The United States Seizes the Moment and Ramp Up Energy Resource Exports to Record Levels
The United States has capitalized on the conflict in the Middle East by significantly increasing its exports of oil, petroleum products, and LNG. They are taking market share from OPEC, their main competitor in the global oil market, while simultaneously injecting even more American LNG into the market. This strategy is allowing local companies to generate additional billions in revenue. But how long will this success last?
U.S. oil exports have reached an all-time high of 12.9 million barrels per day, with over 60% of this figure comprising refined petroleum products (as of early April). Maritime exports in April are projected to reach a record 9.6 million barrels per day, while supplies to Asia are expected to nearly double compared to pre-war levels—reaching 2.5 million barrels per day, according to analytics firm Kpler. American companies are profiting handsomely from this scenario, noting both rising prices and higher export volumes. The value of crude oil and petroleum product exports has surged by $32 billion compared to pre-war figures, boosting corporate profits and tax revenues, as calculated by ROI.
LNG shipments have also risen sharply. In March, exports hit an all-time high. According to Kpler, the combined exports of oil and LNG from the U.S. to Asia in March and April have grown by approximately 30% compared to the same period last year.
The increase in the U.S. share of the oil market is tied to situational factors, while the growth in LNG exports is attributed to structural elements, says Sergey Tereshkin, CEO of Open Oil Market.
“The rise in LNG exports from the U.S. is a result of the commissioning of new capacities. Just a few days ago, the Golden Pass facility completed its first export shipment, marking the tenth liquefied natural gas production site in the United States. By 2025, LNG exports from the U.S. will increase to 154 billion cubic meters from 122 billion cubic meters in 2024. This year, the export volume is expected to reach even higher levels, driven by increasing demand in external markets,” Tereshkin notes.
"Americans have indeed ramped up their LNG production. They have maximized the capacity of existing plants and brought new facilities online. Furthermore, with the heating season concluded in the domestic market and current consumption decreasing, they redirected the freed-up volumes for export,” says Igor Yushkov, an expert at the National Energy Security Fund (NESF) and Financial University under the Government of the Russian Federation.
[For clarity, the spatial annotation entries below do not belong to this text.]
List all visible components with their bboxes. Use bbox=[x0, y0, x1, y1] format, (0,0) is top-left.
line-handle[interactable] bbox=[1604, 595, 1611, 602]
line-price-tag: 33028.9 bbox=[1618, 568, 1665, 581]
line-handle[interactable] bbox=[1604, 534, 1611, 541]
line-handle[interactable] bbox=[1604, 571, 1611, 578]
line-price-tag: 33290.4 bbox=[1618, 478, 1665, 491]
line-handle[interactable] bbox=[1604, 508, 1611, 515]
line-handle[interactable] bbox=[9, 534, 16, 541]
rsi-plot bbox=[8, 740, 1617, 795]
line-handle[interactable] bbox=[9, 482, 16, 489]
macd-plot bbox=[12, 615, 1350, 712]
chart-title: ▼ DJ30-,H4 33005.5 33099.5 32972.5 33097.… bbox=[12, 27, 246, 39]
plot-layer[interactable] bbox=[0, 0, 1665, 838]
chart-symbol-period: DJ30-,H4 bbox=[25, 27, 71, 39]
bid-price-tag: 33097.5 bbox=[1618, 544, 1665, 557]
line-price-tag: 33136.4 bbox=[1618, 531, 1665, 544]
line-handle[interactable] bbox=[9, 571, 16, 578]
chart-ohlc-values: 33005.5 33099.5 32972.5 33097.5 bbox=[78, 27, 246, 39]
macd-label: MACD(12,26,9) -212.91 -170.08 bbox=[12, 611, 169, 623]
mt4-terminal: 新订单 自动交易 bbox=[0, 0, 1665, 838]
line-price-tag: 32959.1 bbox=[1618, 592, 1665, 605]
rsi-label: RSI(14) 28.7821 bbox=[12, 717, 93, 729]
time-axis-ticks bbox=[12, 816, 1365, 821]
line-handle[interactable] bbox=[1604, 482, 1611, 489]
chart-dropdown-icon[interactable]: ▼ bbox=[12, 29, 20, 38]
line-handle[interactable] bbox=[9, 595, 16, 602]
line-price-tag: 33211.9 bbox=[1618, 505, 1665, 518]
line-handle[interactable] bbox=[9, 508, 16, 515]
However, the U.S. has not increased its own oil production significantly. So how has export grown? “This occurred because they increased imports of one type of oil while ramping up exports of another, along with petroleum products. The U.S. is importing medium-sulfur and relatively heavy oil, while exporting light crude and products derived from heavy oil. They are importing more from Canada and Mexico and exporting by sea to those countries that previously received Middle Eastern oil, which is now unavailable,” explains Igor Yushkov.
On one hand, private oil companies in the U.S. are reaping additional profits in the current situation. On the other hand, this creates challenges for American consumers and, overall, the U.S. economy, as domestic prices for fuel are rising in order to retain fuel within the country.
In contrast to the gas market, companies in the oil market have a choice regarding where to deliver their products—either to the domestic or international market—and this is the primary issue for the current U.S. administration.
says Yushkov.
While the U.S. share of the global market is growing, OPEC's share is declining. According to the IEA, in March 2026, oil production in Saudi Arabia dropped by 3.15 million barrels per day compared to the previous month; the UAE saw a reduction of 1.27 million barrels per day, Kuwait faced a decrease of 1.35 million, and Iraq experienced a decline of exactly 3 million. The cumulative volume of these cuts is comparable to Russia's production of 8.96 million barrels per day in March 2026, notes Tereshkin.
Furthermore, prior to the blockade of the Strait of Hormuz, OPEC+ began raising production quotas by nearly 2.9 million barrels per day to reclaim its positions in the global market. Many OPEC+ members were dissatisfied that they had been forced to curtail production, allowing competitors, including the U.S. and Guyana, to increase their output.
Now, of course, the situation is different.
“Due to the blockade of the Strait of Hormuz, the oil flow from classic OPEC nations—Iraq, Saudi Arabia, UAE, plus Iran—has diminished, and their market share has indeed contracted, not due to evolutionary changes but simply because their oil cannot effectively reach the global market.
However, when the Strait of Hormuz reopens, we will see OPEC+ resumes its efforts to increase quotas,” concludes Yushkov.
The fact is that Asian countries do not fully favor light American oil. Asian refineries are designed to process denser and sulfur-rich Middle Eastern oil, not lighter American grades. While the plants can utilize light oil, the process becomes less efficient and profitable. Therefore, once the conflict is resolved, everything will revert to the way it was. The joy of American oil producers will be short-lived.